Direct pulp capping procedures - Evidence and practice

Abstract

The aim of direct pulp capping (DPC) is to promote pulp healing and mineralized tissue barrier formation by placing a dental biomaterial directly over the exposed pulp. Successful application of this approach avoids the need for further and more extensive treatment. In order to ensure a complete pulp healing with the placement of restorative materials, a mineralized tissue barrier must form to protect the pulp from microbial invasion. The formation of mineralized tissue barrier can only be induced when there is a significant reduction in pulp inflammation and infection. Consequently, promoting the healing of pulp inflammation may provide a favorable therapeutic opportunity to maintain the sustainability of DPC treatment. Mineralized tissue formation was observed as the favorable reaction of exposed pulp tissue against a variety of dental biomaterials utilized for DPC. This observation reveals an intrinsic capacity of pulp tissue for healing. Therefore, this review focuses on the DPC and its healing procedure as well as the materials used for DPC treatment and their mechanisms of action to promote pulpal healing. In addition, the factors that can affect the healing process of DPC, clinical considerations and future perspective has been described.
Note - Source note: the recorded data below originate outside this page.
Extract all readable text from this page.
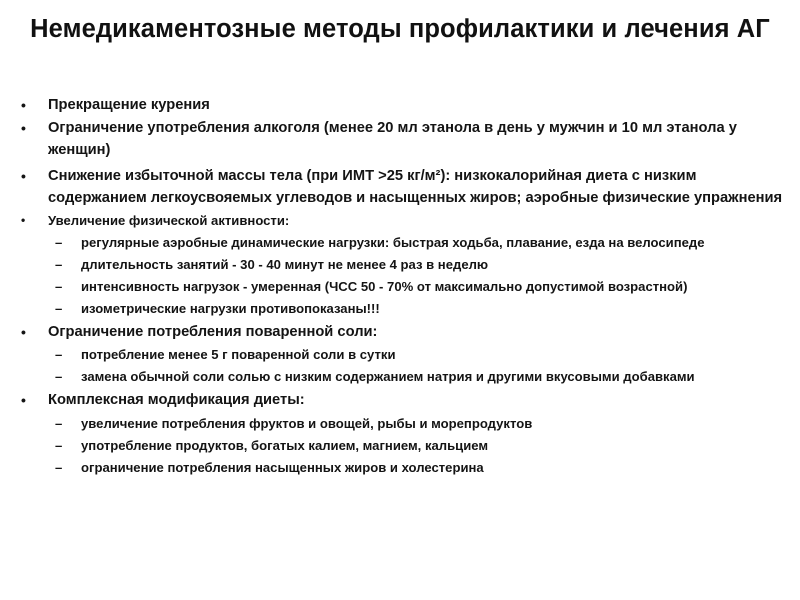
Немедикаментозные методы профилактики и лечения АГ
• Прекращение курения
• Ограничение употребления алкоголя (менее 20 мл этанола в день у мужчин и 10 мл этанола у женщин)
• Снижение избыточной массы тела (при ИМТ >25 кг/м²): низкокалорийная диета с низким содержанием легкоусвояемых углеводов и насыщенных жиров; аэробные физические упражнения
• Увеличение физической активности:
– регулярные аэробные динамические нагрузки: быстрая ходьба, плавание, езда на велосипеде
– длительность занятий - 30 - 40 минут не менее 4 раз в неделю
– интенсивность нагрузок - умеренная (ЧСС 50 - 70% от максимально допустимой возрастной)
– изометрические нагрузки противопоказаны!!!
• Ограничение потребления поваренной соли:
– потребление менее 5 г поваренной соли в сутки
– замена обычной соли солью с низким содержанием натрия и другими вкусовыми добавками
• Комплексная модификация диеты:
– увеличение потребления фруктов и овощей, рыбы и морепродуктов
– употребление продуктов, богатых калием, магнием, кальцием
– ограничение потребления насыщенных жиров и холестерина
Keywords: Bioceramics; Calcium hydroxide; Direct pulp capping; Mineral trioxide aggregate; Pulp capping materials; Vital pulp therapy.

Fig. 1

Schematic representation of inflammatory response to bacterial penetration into the pulp tissue after exposure. After being exposed to carious lesions, the inflammatory response becomes more intense, and neutrophils and macrophages that have just come from blood vessels through diapedeses start to accumulate in the odontoblast layer. The layer of odontoblasts close to the infected dentine and the underlying pulp becomes necrotic, and bacteria penetrate into the pulp, causing inflammation in the entire pulp tissue.

Fig. 2

Schematic representation of the healing of dental pulp after exposure. Resolution of inflammation and tissue repair are achievable after the removal of invading microorganisms. The main components in these two processes are dental pulp stem cells and M2-polarized macrophages. Both of these cells release anti-inflammatory molecules that suppress inflammation and promote tissue healing. It is generally accepted that cell polarization towards the M1 or M2 phenotype is the mechanism through which macrophages are activated. They phagocytose bacteria, release pro-inflammatory cytokines, and initiate the immunological response.

Fig. 3

Schematic presentation of factors affecting DPC healing process. Pulp inflammation: various phases of inflammation of the pulp have been described, including mild, moderate, and severe inflammation; Operative debris: operative debris includes dentinal chips and foreign particles that can increase the activity of pulpal inflammatory cells and interrupt the dentin bridge integrity; Tunnel defects: the number of vessels injured during exposure and the severity of the pulp injury can both contribute to the tunnel defect, which can lead to microleakage that facilitates bacterial communication and recontamination. Incomplete dentin bridge formation: it might contain pulp tissue and can penetrate microorganisms.

Fig. 4

Graphical illustration of future perspective of DPC materials. Potential benefits might be obtained from combining bioactive molecules, or nanoparticles, or growth factors, or immunotherapy with future developments of currently existing DPC materials.